This settled, a deep and solemn oath of fidelity was administered, the candidate swearing by the Holy Law to guard the secrets of the Holy Vehm from wife and child, father and mother, sister and brother, fire and water, every creature on whom rain falls or sun shines, everything between earth and heaven; to tell to the tribunal all offences known to him, and not to be deterred therefrom by love or hate, gold, silver, or precious stones. He was now intrusted with the very ancient password and secret grip or other sign of the order, by which the members could readily recognize each other wherever meeting, and was warned of the frightful penalty incurred by those who should reveal the secrets of the Vehm. This penalty was that the criminal should have his eyes bound and be cast upon the earth, his tongue torn out through the back of his neck, and his body hanged seven times higher than ordinary criminals. In the history of the court there is no instance known of the oath of initiation being broken. For further security of the secrets of the Vehm, no mercy was given to strangers found within the limits of the court. All such intruders were immediately hung.
The number of the Schoeffen, or members of the free courts, was very great. In the fourteenth century it exceeded one hundred thousand. Persons of all ranks joined them, princes desiring their ministers, cities their magistrates, to apply for membership.

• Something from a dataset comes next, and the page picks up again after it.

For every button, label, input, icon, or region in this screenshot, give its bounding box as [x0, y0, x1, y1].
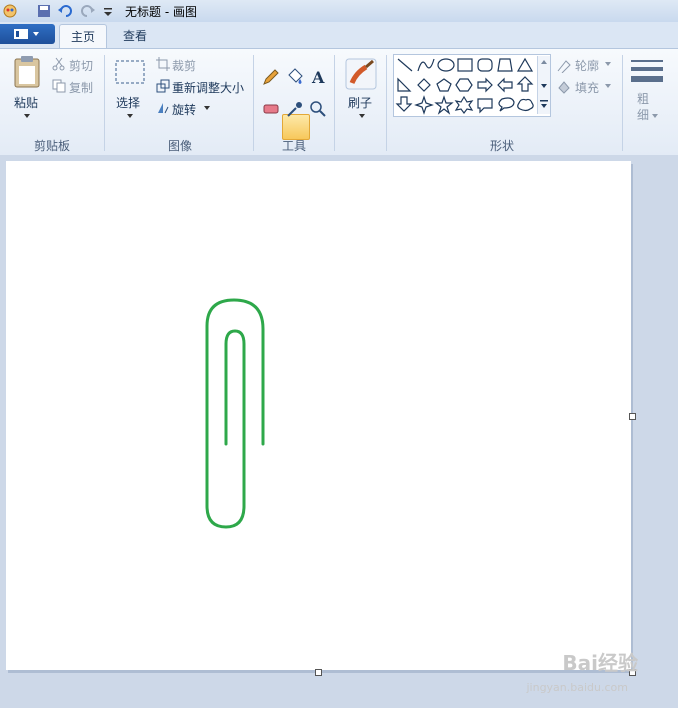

The emperor was the supreme presiding officer, and under him his deputy, the stadtholder of the duchy of Westphalia, while the local courts, of which there were one or more in each district of the duchy, were under the jurisdiction of the grafs or counts of their districts.
The Vehm could consider criminal actions of the greatest diversity, cases of mere slander or defamation of character being sometimes brought before it. Any violation of the ten commandments was within its jurisdiction. It particularly devoted itself to secret crimes, such as magic, witchcraft, or poisoning. Its agents of justice were bound to make constant circuits, night and day, with the privilege, as we have said, if they caught a thief or murderer in the act, or obtained his confession, to hang him at once on the nearest tree, with the knife as signal of their commission.
Of the origin of this strange court we have no certain knowledge. Tradition ascribes it to Charlemagne, but that needs confirmation. It seems rather to have been an outgrowth of an old Saxon system, which also left its marks in the systems of justice of Saxon England, where existed customs not unlike those of the Holy Vehm.